Sai do banheiro e fui em direção ao local onde Malu costumava deixar sua bolsa, mas desta vez, esta não estava lá. Olhei pela janela da cozinha brevemente e vi minha paixão ainda sozinha, mas sem sua mochila. Procurei com o olhar ao redor e finalmente à encontrei. Estava em um canto mais longe dos olhares, e como esperado, o envelope logo ao lado. Malu realmente havia levado a sério quando disse pra não deixar ninguém olhando a mochila. Peguei a carta com calma e escondi por dentro da blusa. Não havia necessidade de pressa, ninguém estava me vendo. 

Voltei para a mesma cabine do banheiro onde deixara minhas coisas, guardei minhas vestes e vesti novamente o uniforme. Coloquei a carta na mochila e fui para a casa de Fernando, espiando brevemente que as amigas de Malu já haviam chegado na cozinha e todos conversavam. O ciúme me apertou. Minha genuína vontade era de pegar a carta e ler agora mesmo, mas seria muito suspeito se eu fosse visto na escola com a carta na mão.

Quando cheguei, cumprimentei Fernando e até cogitei ler a carta na frente dele, mas não estava afim de ter que explicar tudo. Fui para o banheiro da casa dele, tirei o selo vermelho colado, que desta vez não era de cera. Peguei a carta e comecei a ler…

♧◇♧

Tudo ocorreu conforme planejado. Quando a aula acabou, coloquei minha mochila um pouco mais longe da cozinha, pra dar mais segurança pro destinatário da carta pegá-la. Ele mesmo disse que não pegaria se alguém estivesse vendo, e eu não queria que isso acontecesse. Peguei minha marmita na mochila, deixei o envelope ao lado e fui comer.

Como já era de costume, minhas 4 colegas apareceram na cozinha pouco depois de mim e se sentaram comigo. Aos poucos, eu já estava me tornando um pouco mais amiga de todas, mas ninguém era tão atenciosa comigo quanto Mari.

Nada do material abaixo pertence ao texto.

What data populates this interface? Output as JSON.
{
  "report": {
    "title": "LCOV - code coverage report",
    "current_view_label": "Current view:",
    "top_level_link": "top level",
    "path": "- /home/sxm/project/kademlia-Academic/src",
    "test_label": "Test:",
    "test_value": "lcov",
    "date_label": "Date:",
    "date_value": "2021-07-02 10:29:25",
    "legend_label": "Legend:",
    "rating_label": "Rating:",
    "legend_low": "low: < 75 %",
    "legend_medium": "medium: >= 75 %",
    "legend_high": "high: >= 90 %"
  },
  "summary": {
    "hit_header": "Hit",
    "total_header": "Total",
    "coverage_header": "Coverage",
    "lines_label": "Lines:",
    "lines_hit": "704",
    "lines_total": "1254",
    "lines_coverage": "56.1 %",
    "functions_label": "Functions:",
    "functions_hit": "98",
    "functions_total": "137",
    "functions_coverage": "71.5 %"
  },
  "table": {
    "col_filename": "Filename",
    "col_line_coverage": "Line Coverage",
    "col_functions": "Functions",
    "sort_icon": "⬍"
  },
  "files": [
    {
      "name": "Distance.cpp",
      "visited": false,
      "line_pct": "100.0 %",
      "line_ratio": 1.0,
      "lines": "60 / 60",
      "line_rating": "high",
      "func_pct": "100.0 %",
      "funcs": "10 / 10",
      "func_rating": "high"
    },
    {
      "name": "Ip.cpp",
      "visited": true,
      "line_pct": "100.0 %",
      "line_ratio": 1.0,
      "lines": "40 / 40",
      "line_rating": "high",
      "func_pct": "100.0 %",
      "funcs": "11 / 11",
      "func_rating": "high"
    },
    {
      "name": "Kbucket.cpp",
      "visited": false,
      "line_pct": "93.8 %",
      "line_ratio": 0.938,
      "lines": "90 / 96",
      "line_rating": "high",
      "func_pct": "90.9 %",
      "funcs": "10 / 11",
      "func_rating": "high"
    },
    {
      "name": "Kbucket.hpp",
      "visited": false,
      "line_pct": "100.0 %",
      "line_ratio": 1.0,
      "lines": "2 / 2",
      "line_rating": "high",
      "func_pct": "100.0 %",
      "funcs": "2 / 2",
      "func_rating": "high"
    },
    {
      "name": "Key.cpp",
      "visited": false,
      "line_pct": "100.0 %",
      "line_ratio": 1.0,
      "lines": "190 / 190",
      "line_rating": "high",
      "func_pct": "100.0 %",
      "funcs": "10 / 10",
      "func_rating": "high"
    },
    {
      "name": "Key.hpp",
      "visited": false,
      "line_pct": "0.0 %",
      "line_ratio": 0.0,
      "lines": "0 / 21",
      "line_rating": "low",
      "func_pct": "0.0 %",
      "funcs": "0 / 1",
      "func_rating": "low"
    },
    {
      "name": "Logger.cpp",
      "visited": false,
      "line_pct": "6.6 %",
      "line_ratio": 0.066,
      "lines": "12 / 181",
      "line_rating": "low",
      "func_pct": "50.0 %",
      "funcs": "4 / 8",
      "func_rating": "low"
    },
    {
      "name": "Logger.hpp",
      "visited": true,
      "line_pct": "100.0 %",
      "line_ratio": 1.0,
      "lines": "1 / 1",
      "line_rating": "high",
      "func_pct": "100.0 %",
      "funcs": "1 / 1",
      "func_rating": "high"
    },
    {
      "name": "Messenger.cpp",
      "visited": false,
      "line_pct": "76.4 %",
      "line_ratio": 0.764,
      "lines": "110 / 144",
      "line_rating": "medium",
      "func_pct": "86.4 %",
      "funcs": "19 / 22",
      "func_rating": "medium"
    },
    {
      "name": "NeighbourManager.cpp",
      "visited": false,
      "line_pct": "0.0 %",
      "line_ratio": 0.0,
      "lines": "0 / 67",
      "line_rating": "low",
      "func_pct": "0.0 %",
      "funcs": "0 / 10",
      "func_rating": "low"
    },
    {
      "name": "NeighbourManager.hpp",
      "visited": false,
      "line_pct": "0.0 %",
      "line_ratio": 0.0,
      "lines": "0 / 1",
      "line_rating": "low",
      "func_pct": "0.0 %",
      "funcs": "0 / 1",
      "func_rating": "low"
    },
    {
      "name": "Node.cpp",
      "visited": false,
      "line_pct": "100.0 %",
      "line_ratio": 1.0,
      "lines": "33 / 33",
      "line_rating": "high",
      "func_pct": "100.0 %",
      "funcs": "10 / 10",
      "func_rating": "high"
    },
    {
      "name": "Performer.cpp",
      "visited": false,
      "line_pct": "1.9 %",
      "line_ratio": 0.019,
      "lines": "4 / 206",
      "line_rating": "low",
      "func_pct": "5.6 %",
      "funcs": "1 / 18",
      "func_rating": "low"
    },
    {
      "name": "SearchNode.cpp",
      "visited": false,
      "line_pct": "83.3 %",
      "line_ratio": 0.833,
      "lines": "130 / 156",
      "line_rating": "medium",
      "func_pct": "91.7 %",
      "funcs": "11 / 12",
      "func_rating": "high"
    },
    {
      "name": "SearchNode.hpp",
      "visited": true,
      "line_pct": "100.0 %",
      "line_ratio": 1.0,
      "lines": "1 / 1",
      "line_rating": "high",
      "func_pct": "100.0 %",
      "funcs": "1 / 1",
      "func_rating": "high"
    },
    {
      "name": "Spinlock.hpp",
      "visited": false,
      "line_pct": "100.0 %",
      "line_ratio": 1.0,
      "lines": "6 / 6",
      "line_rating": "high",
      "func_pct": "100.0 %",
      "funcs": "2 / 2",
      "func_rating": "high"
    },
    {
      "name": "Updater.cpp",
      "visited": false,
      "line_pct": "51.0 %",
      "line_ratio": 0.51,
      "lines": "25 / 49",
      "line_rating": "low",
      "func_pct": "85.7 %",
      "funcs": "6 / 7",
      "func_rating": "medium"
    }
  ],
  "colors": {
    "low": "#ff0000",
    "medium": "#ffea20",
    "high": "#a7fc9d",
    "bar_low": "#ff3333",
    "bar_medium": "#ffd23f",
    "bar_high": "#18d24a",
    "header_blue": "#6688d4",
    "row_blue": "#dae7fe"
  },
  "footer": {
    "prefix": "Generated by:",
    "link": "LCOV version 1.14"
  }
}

A ansiedade me dominou, e mesmo não tendo acabado de comer, me levantei e fui olhar minha bolsa, já que sua nova posição não estava visível da janela. A carta já não estava mais lá. Uma sensação estranha tomou conta de mim. A curiosidade, a ansiedade, o medo e a felicidade. Todos estes dançavam em meu cérebro gerando uma incessante confusão, mas ainda assim o sentimento não era ruim.